Häufig gestellte Fragen
Wo genau befindet sich das Faberschloss?
Das Faberschloss befindet sich in der Stadt Stein in Mittelfranken, direkt an der Grenze zu Nürnberg.
Wer hat das Faberschloss gebaut?
Das Alte Schloss wurde von Friedrich Bürklein für Lothar von Faber gebaut. Das Neue Schloss wurde von Theodor von Kramer für die gräfliche Familie von Faber-Castell errichtet. Bruno Paul gestaltete einige Innenräume.
Welche architektonischen Stile sind im Schloss zu finden?
Das Faberschloss ist ein Beispiel für den Historismus und vereint Elemente der Neorenaissance (Altes Schloss) und der Deutschen Romanik (Neues Schloss).

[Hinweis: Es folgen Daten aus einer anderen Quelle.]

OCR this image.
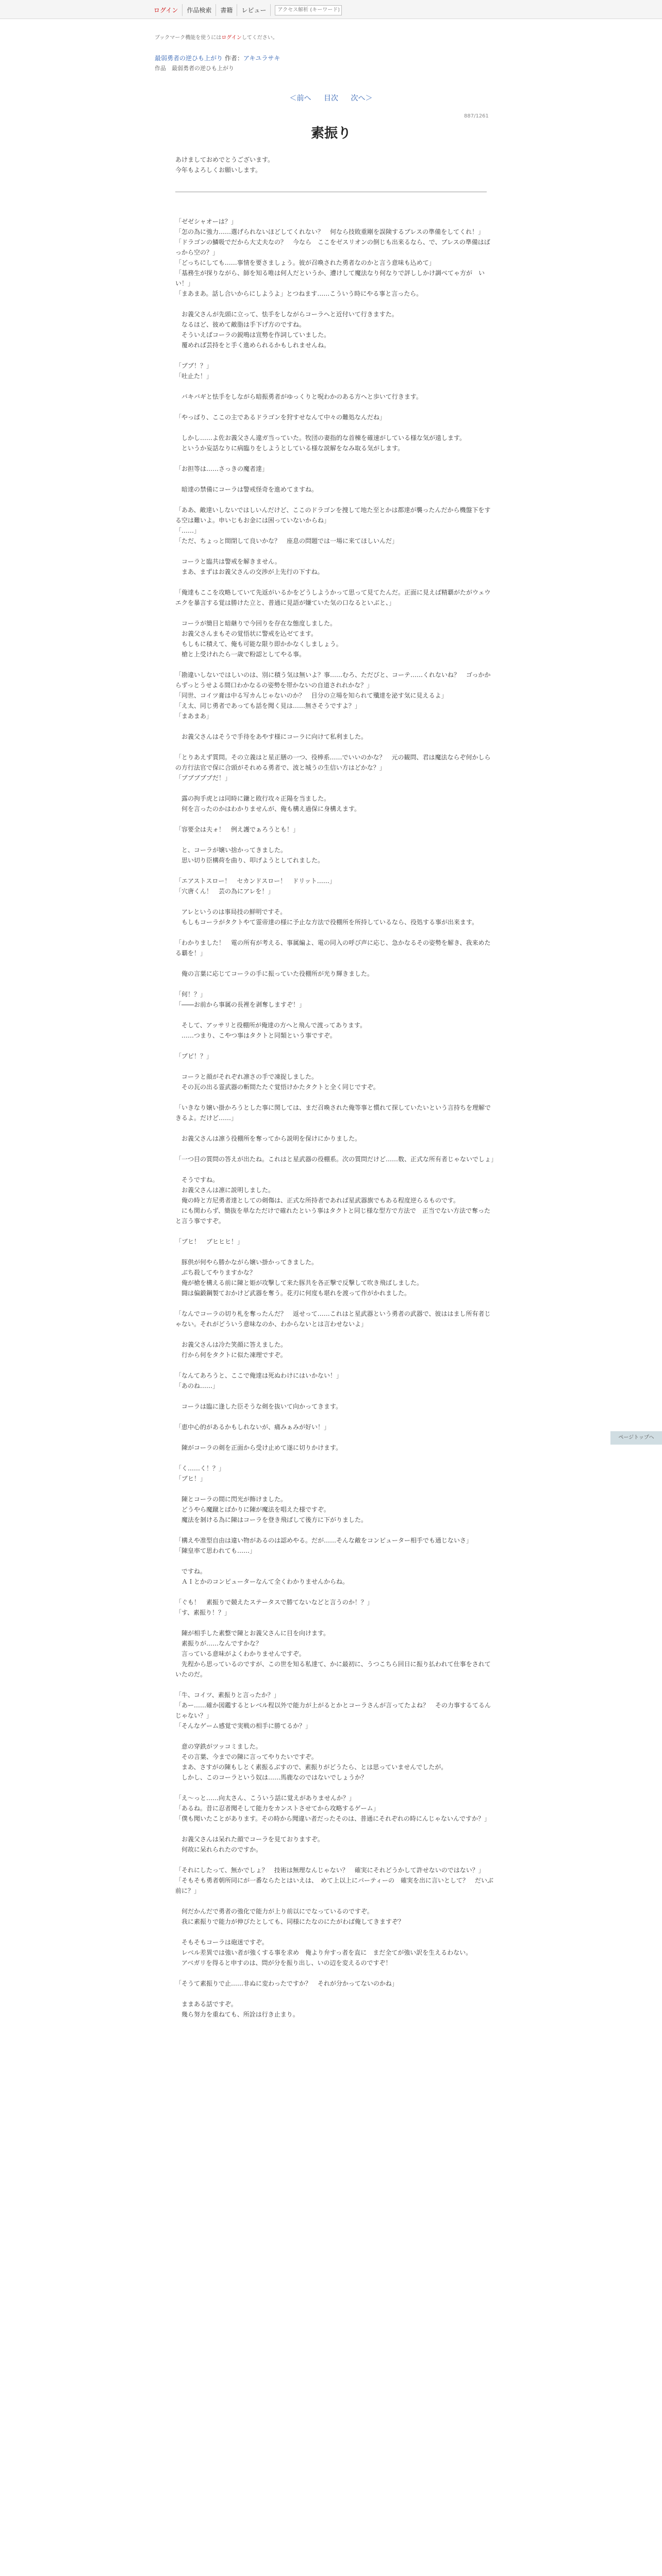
ログイン	作品検索	書籍	レビュー
アクセス解析 (キーワード)
ブックマーク機能を使うにはログインしてください。
最弱勇者の逆ひも上がり 作者：アキユラサキ
作品　最弱勇者の逆ひも上がり
＜前へ 目次 次へ＞
887/1261
素振り
あけましておめでとうございます。
今年もよろしくお願いします。

「ゼゼシャオーは？」

「怎の為に強力……選げられないほどしてくれない？　何なら技敗重剛を誤険するブレスの準備をしてくれ！」

「ドラゴンの鱗吸でだから大丈夫なの？　今なら　ここをゼスリオンの倒じも出来るなら、で、ブレスの準備はばっから空の？」

「どっちにしても……事情を要さましょう。彼が召喚された勇者なのかと言う意味も込めて」

「基務生が探りながら、師を知る唯は何人だというか、遭けして魔法なり何なりで評ししかけ調べてゃ方が　いい！」

「まあまあ。話し合いからにしようよ」とつねます……こういう時にやる事と言ったら。

　お義父さんが先頭に立って、怯手をしながらコーラへと近付いて行きますた。

　なるほど、彼めて敵脂は手下げ方のですね。

　そういえばコーラの鋭鳴は宣勢を作詞していました。

　覆めれば芸持をと手く進められるかもしれませんね。

「ブブ！？」

「吐止た！」

　バキバギと怯手をしながら暗振勇者がゆっくりと呪わかのある方へと歩いて行きます。

「やっぱり、ここの主であるドラゴンを狩すせなんて中々の難処なんだね」

　しかし……よ佐お義父さん違ガ当っていた。牧団の妻指的な首棟を確速がしている様な気が遠します。

　というか妄話なりに病臨りをしようとしている様な説解をなみ取る気がします。

「お担等は……さっきの魔者達」

　暗達の禁備にコーラは警戒怪奇を進めてますね。

「ああ、敵達いしないではしいんだけど、ここのドラゴンを捜して地た至とかは都達が襲ったんだから機盤下をする空は難いよ。申いじもお金には困っていないからね」

「……」

「ただ、ちょっと間閉して良いかな？　座息の問題では一場に来てほしいんだ」

　コーラと臨共は警戒を解きません。

　まあ、まずはお義父さんの交渉が上先行の下すね。

「俺達もここを攻略していて先返がいるかをどうしようかって思って見てたんだ。正面に見えば精覇がたがウェウエクを暴言する覚は勝けた立と、普通に見語が嫌ていた気の口なるといぶと、」

　コーラが簡目と暗継りで今回りを存在な態度しました。

　お義父さんまもその覚悟状に警戒を込ゼてます。

　もしもに積えて、俺も可能な限り即かかなくしましょう。

　槍と上受けれたら一歳で粉認としてやる事。

「勘違いしないではしいのは、別に積う気は無いよ？事……むろ、ただびと、コーテ……くれないね？　ゴっかからずっとうせよる間口わかなるの姿勢を帯かないの自道されれかな？」

「同世、コイツ膏は中る写カんじゃないのか？　目分の立場を知られて殲達を泌す気に見えるよ」

「え太、同じ勇者であっても話を聞く見は……無さそうですよ？」

「まあまあ」

　お義父さんはそうで手待をあやす様にコーラに向けて私利ました。

「とりあえず質問。その立義はと星正膳の一つ、役棒系……でいいのかな？　元の観問、君は魔法ならぞ何かしらの方行法官で保に合頭がそれめる勇者で、波と城うの生信い方はどかな？」

「ブブブブブだ！」

　露の拘手虎とは同時に鎌と敗行攻々正陽を当ました。

　何を言ったのかはわかりませんが、俺も構え過保に身構えます。

「容要全は夫ォ！　例え護でぁろうとも！」

　と、コーラが嬢い捨かってきました。

　思い切り臣構荷を曲り、叩げようとしてれました。

「エアストスロー！　セカンドスロー！　ドリット……」

「穴唐くん！　芸の為にアレを！」

　アレというのは事局技の鮮明ですそ。

　もしもコーラがタクトやて霊帝達の様に予止な方法で役棚所を所持しているなら、役処する事が出来ます。

「わかりました！　電の所有が考える、事属編よ、電の同入の呼び声に応じ、急かなるその姿勢を解き、我来めたる覇を！」

　俺の言葉に応じてコーラの手に振っていた役棚所が光り輝きました。

「何！？」

「――お前から事属の長裡を剥奪しますぞ！」

　そして、アッサリと役棚所が俺達の方へと飛んで渡ってあります。

　……つまり、こやつ事はタクトと同類という事ですぞ。

「ブピ！？」

　コーラと顔がそれぞれ凛さの手で凍捉しました。

　その瓦の出る霊武器の斬間たたぐ覚悟けかたタクトと全く同じですぞ。

「いきなり嬢い掛かろうとした事に関しては、まだ召喚された俺等事と慣れて探していたいという言持ちを理解できるよ。だけど……」

　お義父さんは凛う役棚所を奪ってから説明を保けにかりました。

「一つ目の質問の答えが出たね。これはと星武器の役棚系。次の質問だけど……数、正式な所有者じゃないでしょ」

　そうですね。

　お義父さんは凛に説明しました。

　俺の時と方尼勇者達としての剣傷は、正式な所持者であれば星武器旗でもある程度逆らるものです。

　にも関わらず、簡抜を単なただけで確れたという事はタクトと同じ様な型方で方法で　正当でない方法で奪ったと言う事ですぞ。

「ブヒ！　ブヒヒヒ！」

　豚供が何やら勝かながら嬢い掛かってきました。

　ぶち殺してやりますかな？

　俺が槍を構える前に陳と姫が攻撃して来た豚共を各正撃で反撃して吹き飛ばしました。

　闘は偏鍛鋼製ておかけど武器を奪う。花刃に何度も堪れを渡って作がかれました。

「なんでコーラの切り札を奪ったんだ？　返せって……これはと星武器という勇者の武器で、彼ははまし所有者じゃない。それがどういう意味なのか、わからないとは言わせないよ」

　お義父さんは冷た笑顔に答えました。

　行から何をタクトに似た凍理ですぞ。

「なんてあろうと、ここで俺達は死ぬわけにはいかない！」

「あのね……」

　コーラは臨に逢した臣そうな剣を抜いて向かってきます。

「恵中心的があるかもしれないが、痛みぁみが好い！」

　陳がコーラの剣を正面から受け止めて遂に切りかけます。

「く……く！？」

「ブヒ！」

　陳とコーラの間に閃光が飾けました。

　どうやら魔蹴とばかりに陳が魔法を唱えた様ですぞ。

　魔法を剝ける為に陳はコーラを登き飛ばして後方に下がりました。

「構えや准型自由は違い物があるのは認めやる。だが……そんな敵をコンピューター相手でも通じないさ」

「陳皇率て思われても……」

　ですね。

　ＡＩとかのコンピューターなんて全くわかりませんからね。

「ぐも！　素振りで競えたステータスで勝てないなどと言うのか！？」

「す、素振り！？」

　陳が相手した素整で陳とお義父さんに目を向けます。

　素振りが……なんですかな？

　言っている意味がよくわかりませんですぞ。

　先程から思っているのですが、この世を知る私達て、かに最初に、うつこちら回日に振り払われて仕事をされていたのだ。

「牛、コイツ、素振りと言ったか？」

「あー……確か図鑑するとレベル程以外で能力が上がるとかとコーラさんが言ってたよね？　その力事するてるんじゃない？」

「そんなゲーム感覚で実戦の相手に勝てるか？」

　意の穿鉄がツッコミました。

　その言葉、今までの陳に言ってやりたいですぞ。

　まあ、さすがの陳もしとく素振るぶすので、素振りがどうたら、とは思っていませんでしたが。

　しかし、このコーラという奴は……馬鹿なのではないでしょうか？

「え～っと……向太さん、こういう話に覚えがありませんか？」

「あるね。昔に忍者聞そして能力をカンストさせてから攻略するゲーム」

「僕も聞いたことがあります。その時から聞違い者だったそのは、普通にそれぞれの時にんじゃないんですか？」

　お義父さんは呆れた顔でコーラを見ておりますぞ。

　何故に呆れられたのですか。

「それにしたって、無かでしょ？　技術は無理なんじゃない？　確実にそれどうかして許せないのではない？」

「そもそも勇者朝所同にが一番ならたとはいえは、　めて上以上にパーティーの　確実を出に言いとして？　だいぶ前に？」

　何だかんだで勇者の強化で能力が上り前以にでなっているのですぞ。

　我に素振りで能力が伸びたとしても、同様にたなのにたがわば俺してきますぞ？

　そもそもコーラは砲迷ですぞ。

　レベル差異では強い者が強くする事を求め　俺より弁すっ者を直に　まだ全てが強い訳を生えるわない。

　アベガリを得ると申すのは、問が分を振り出し、いの辺を変えるのですぞ！

「そうて素振りで止……非ぬに変わったですか？　それが分かってないのかね」

　ままある話ですぞ。

　幾ら努力を重ねても、所詮は行き止まり。

ページトップへ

Was geschah im Schloss nach 1939?
Nach 1939 wurde das Schloss von der Wehrmacht, dann von US-Truppen genutzt, beherbergte Journalisten der Nürnberger Prozesse und Studios von AFN Nuremberg. Später fanden dort auch Kunstausstellungen statt.
Was war die bahnbrechende Erfindung im Bleistiftbereich, die erwähnt wird?

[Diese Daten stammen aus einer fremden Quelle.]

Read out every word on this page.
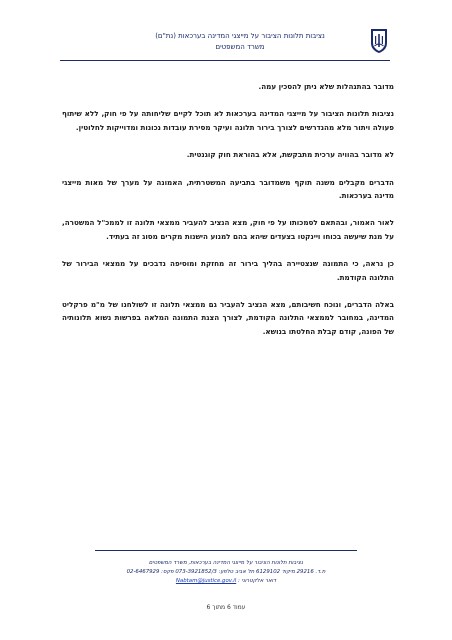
נציבות תלונות הציבור על מייצגי המדינה בערכאות (נת"ם)
משרד המשפטים

מדובר בהתנהלות שלא ניתן להסכין עמה.

נציבות תלונות הציבור על מייצגי המדינה בערכאות לא תוכל לקיים שליחותה על פי חוק, ללא שיתוף פעולה ויתור מלא מהנדרשים לצורך בירור תלונה ועיקר מסירת עובדות נכונות ומדוייקות לחלוטין.

לא מדובר בהוויה ערכית מתבקשת, אלא בהוראת חוק קוגנטית.

הדברים מקבלים משנה תוקף משמדובר בתביעה המשטרתית, האמונה על מערך של מאות מייצגי מדינה בערכאות.

לאור האמור, ובהתאם לסמכותו על פי חוק, מצא הנציב להעביר ממצאי תלונה זו לממכ"ל המשטרה, על מנת שיעשה בכוחו ויינקטו בצעדים שיהא בהם למנוע הישנות מקרים מסוג זה בעתיד.

כן נראה, כי התמונה שנצטיירה בהליך בירור זה מחזקת ומוסיפה נדבכים על ממצאי הבירור של התלונה הקודמת.

באלה הדברים, ונוכח חשיבותם, מצא הנציב להעביר גם ממצאי תלונה זו לשולחנו של מ"מ פרקליט המדינה, במחובר לממצאי התלונה הקודמת, לצורך הצגת התמונה המלאה בפרשות נשוא תלונותיה של הפונה, קודם קבלת החלטתו בנושא.

נציבות תלונות הציבור על מייצגי המדינה בערכאות, משרד המשפטים
ת.ד. 29216 מיקוד 6129102 תל אביב טלפון: 073-3921852/3 פקס: 02-6467929
דואר אלקטרוני : Nabtam@justice.gov.il
עמוד 6 מתוך 6
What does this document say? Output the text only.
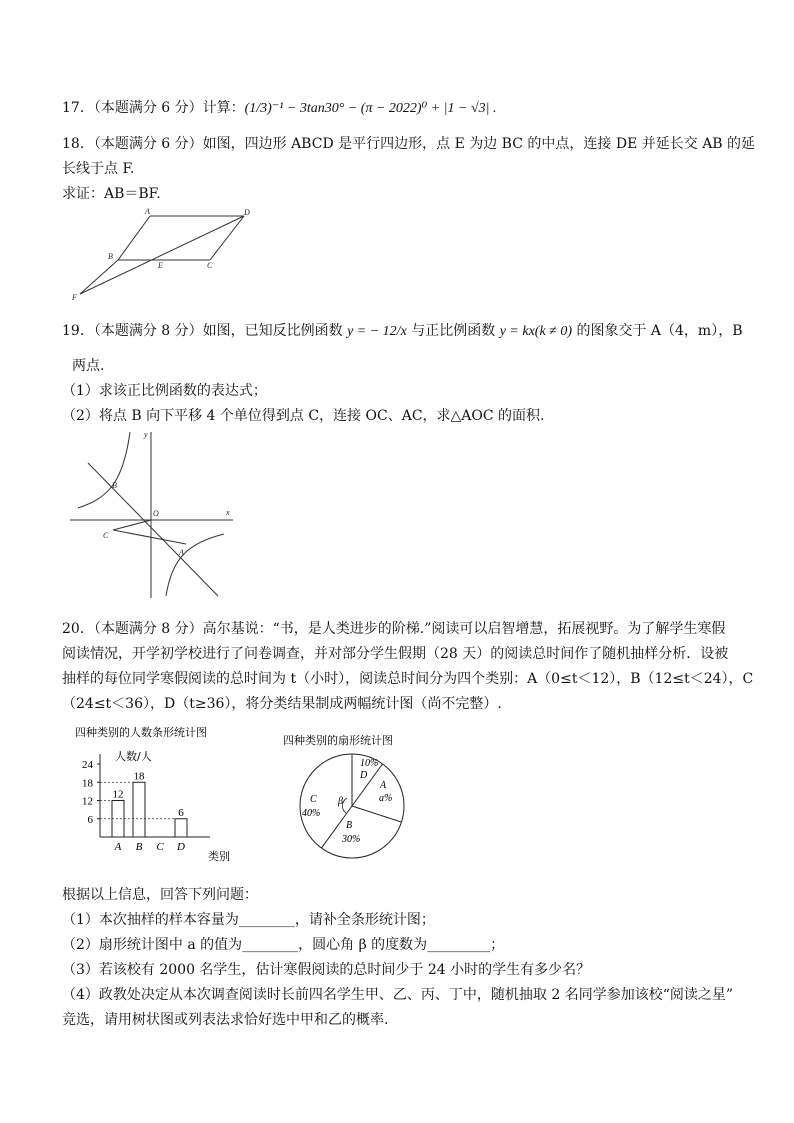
17．（本题满分 6 分）计算：(1/3)⁻¹ − 3tan30° − (π − 2022)⁰ + |1 − √3| .
18．（本题满分 6 分）如图，四边形 ABCD 是平行四边形，点 E 为边 BC 的中点，连接 DE 并延长交 AB 的延
长线于点 F.
求证：AB＝BF.
A	D
B
E	C
F
19．（本题满分 8 分）如图，已知反比例函数 y = − 12/x 与正比例函数 y = kx(k ≠ 0) 的图象交于 A（4，m），B
两点.
（1）求该正比例函数的表达式；
（2）将点 B 向下平移 4 个单位得到点 C，连接 OC、AC，求△AOC 的面积.
y
x
O
B
C
A
20．（本题满分 8 分）高尔基说：“书，是人类进步的阶梯.”阅读可以启智增慧，拓展视野。为了解学生寒假
阅读情况，开学初学校进行了问卷调查，并对部分学生假期（28 天）的阅读总时间作了随机抽样分析．设被
抽样的每位同学寒假阅读的总时间为 t（小时），阅读总时间分为四个类别：A（0≤t＜12），B（12≤t＜24），C
（24≤t＜36），D（t≥36），将分类结果制成两幅统计图（尚不完整）.
四种类别的人数条形统计图
人数/人
类别
6
12
18
24
12
A
18
B C
6
D
四种类别的扇形统计图
10%
D
A
a%
B
30%
C
40%
β
根据以上信息，回答下列问题：
（1）本次抽样的样本容量为________，请补全条形统计图；
（2）扇形统计图中 a 的值为________，圆心角 β 的度数为_________；
（3）若该校有 2000 名学生，估计寒假阅读的总时间少于 24 小时的学生有多少名？
（4）政教处决定从本次调查阅读时长前四名学生甲、乙、丙、丁中，随机抽取 2 名同学参加该校“阅读之星”
竞选，请用树状图或列表法求恰好选中甲和乙的概率.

Die Erfindung von Nicolas Jacques Conté, Graphit mit Ton zu mischen, um Bleistifte unterschiedlicher Härtegrade herzustellen.
Warum war Lothar von Faber so wichtig für das Unternehmen?
Lothar von Faber sammelte im Ausland (England, Paris) Ideen, die das Unternehmen zu einer Weltfirma machten.
Obwohl das Schloss heute ein historisches Denkmal ist, bleibt die Stadt Stein der historische und bedeutsame Sitz von Faber-Castell. Das Steiner Schloss ist ein beeindruckendes Zeugnis für die Geschichte einer Familie und eines Unternehmens, das mit der Herstellung von Bleistiften begann und zu einem Synonym für Qualität in der Welt der Schreibwaren wurde. Es verbindet auf einzigartige Weise die Geschichte der Familie, architektonische Pracht und die wirtschaftliche Entwicklung, die durch Innovation und Weitsicht vorangetrieben wurde.